Сделав первый глоток, Андрей едва подавил приступ тошноты. Взгляд старшего брата сверкнул, и Андрей осушил чашу до дна. Толмач шепнул об окончании приема. Братья поднялись и полусогбенно попятились, стараясь ненароком не споткнуться о порог. Эта примета считалась у татар столь зловещей, что неловкого убивали.
Выбравшись на вольный воздух, оба перевели дух, как после долгого бега.
— Говорят, что этот старый бурдюк Батыга уже почти не двигается, — начал было беззаботный Андрей.
И когда Александр резко оборвал его, удивился:
— Но тут ведь нет чужих?
— А чужая земля и чужое небо? Ты разве не понял Батыги? Смерть витает над нами. Заклинаю тебя, брат, памятью отца: не токмо уста, мысли замкни, а ключ утопи.
Андрей вздохнул.
— Ты старший. Я поостерегусь.
Вторая встреча с Батыем у Александра Ярославича прошла безо всякой пышности. Его вновь провели мимо двух костров, чтобы обезопасить хана от злых намерений. Вошел он не в тронный шатер, где по правую руку сидели сыновья, а по левую жены с намотанными на головах драгоценными тканями, но в юрту с более скромным убранством. Не было здесь и музыкантов. Хотя кувшин с кумысом и куски вареного мяса на блюде все так же помещались на низком столике.
Батый высоким горловым голосом сказал что-то толмачу.
— Великий как небо, восседающий выше других, хочет знать, знаком ли тебе кипчакский говор?

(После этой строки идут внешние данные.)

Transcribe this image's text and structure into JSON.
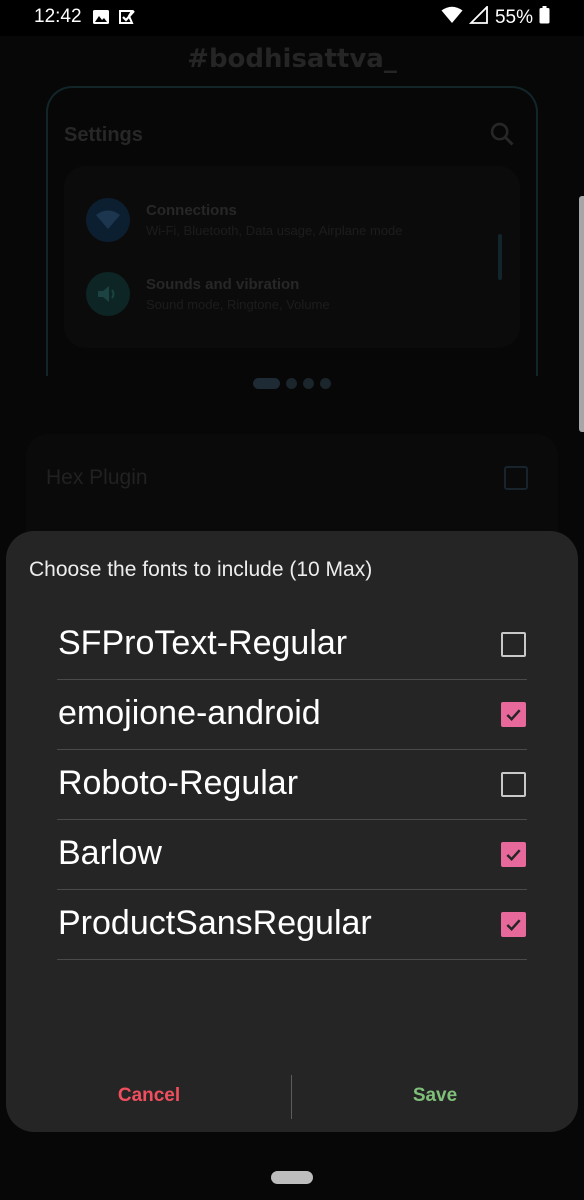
{
  "status_bar": {
    "time": "12:42",
    "battery": "55%",
    "icons": [
      "image-icon",
      "check-box-notification-icon",
      "wifi-icon",
      "cell-signal-icon",
      "battery-icon"
    ]
  },
  "background": {
    "app_title": "#bodhisattva_",
    "preview": {
      "title": "Settings",
      "items": [
        {
          "title": "Connections",
          "subtitle": "Wi-Fi, Bluetooth, Data usage, Airplane mode",
          "icon": "wifi-icon"
        },
        {
          "title": "Sounds and vibration",
          "subtitle": "Sound mode, Ringtone, Volume",
          "icon": "volume-icon"
        }
      ]
    },
    "list": {
      "hex_plugin_label": "Hex Plugin"
    }
  },
  "dialog": {
    "title": "Choose the fonts to include (10 Max)",
    "fonts": [
      {
        "name": "SFProText-Regular",
        "checked": false
      },
      {
        "name": "emojione-android",
        "checked": true
      },
      {
        "name": "Roboto-Regular",
        "checked": false
      },
      {
        "name": "Barlow",
        "checked": true
      },
      {
        "name": "ProductSansRegular",
        "checked": true
      }
    ],
    "cancel_label": "Cancel",
    "save_label": "Save"
  },
  "colors": {
    "accent_check": "#e7689a",
    "cancel": "#ef4f5e",
    "save": "#7fbf7a",
    "dialog_bg": "#252525"
  }
}
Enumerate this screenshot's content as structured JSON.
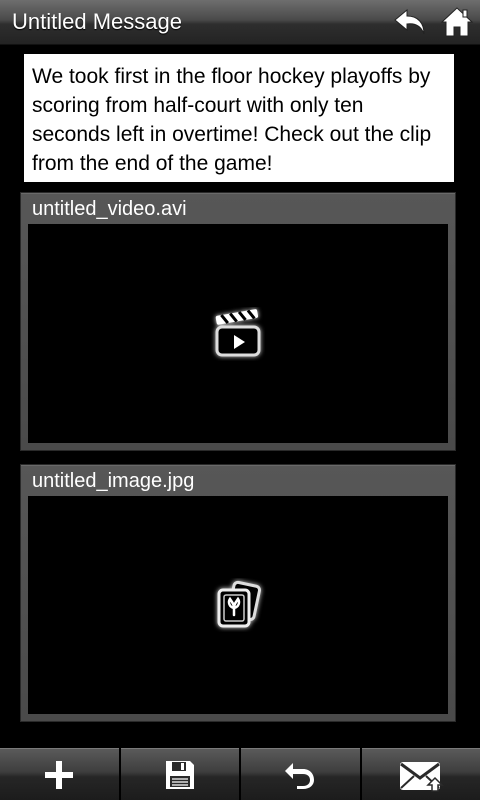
{
  "header": {
    "title": "Untitled Message",
    "reply_icon": "reply-arrow-icon",
    "home_icon": "home-icon"
  },
  "message": {
    "text": "We took first in the floor hockey playoffs by scoring from half-court with only ten seconds left in overtime!  Check out the clip from the end of the game!"
  },
  "attachments": [
    {
      "name": "untitled_video.avi",
      "icon": "video-clapperboard-icon"
    },
    {
      "name": "untitled_image.jpg",
      "icon": "photo-stack-icon"
    }
  ],
  "toolbar": {
    "buttons": [
      {
        "icon": "add-icon"
      },
      {
        "icon": "save-icon"
      },
      {
        "icon": "undo-icon"
      },
      {
        "icon": "send-mail-icon"
      }
    ]
  },
  "colors": {
    "background": "#000000",
    "message_bg": "#ffffff",
    "panel_bg": "#505050"
  }
}
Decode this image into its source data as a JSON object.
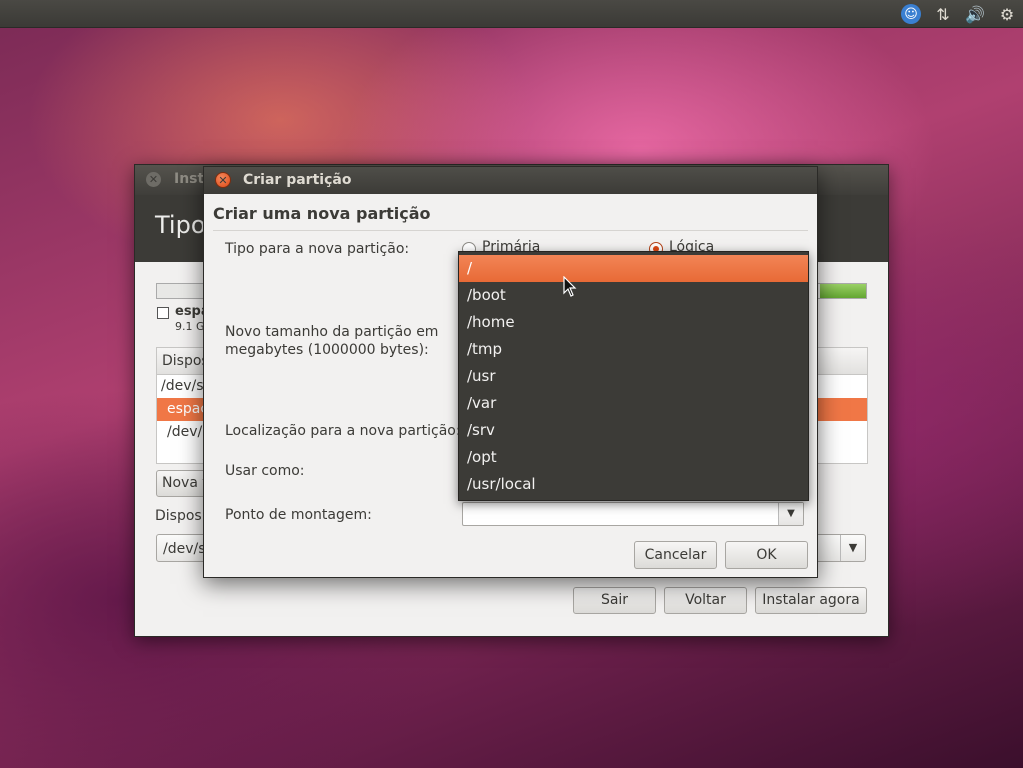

— Передай Великому, что первая жена моего отца была внучкой половецкого хана Кончака, — тотчас по-кипчакски ответил Александр, глядя в неподвижное лицо Батыя, заметно отекшее и покрытое красными пятнами.
— Удалитесь все, — на этом же языке приказал Батый.
Свита вышла, пятясь. При хане остался лишь писец с восковыми дощечками, два телохранителя-тунгута да невидимый подносчик кумыса.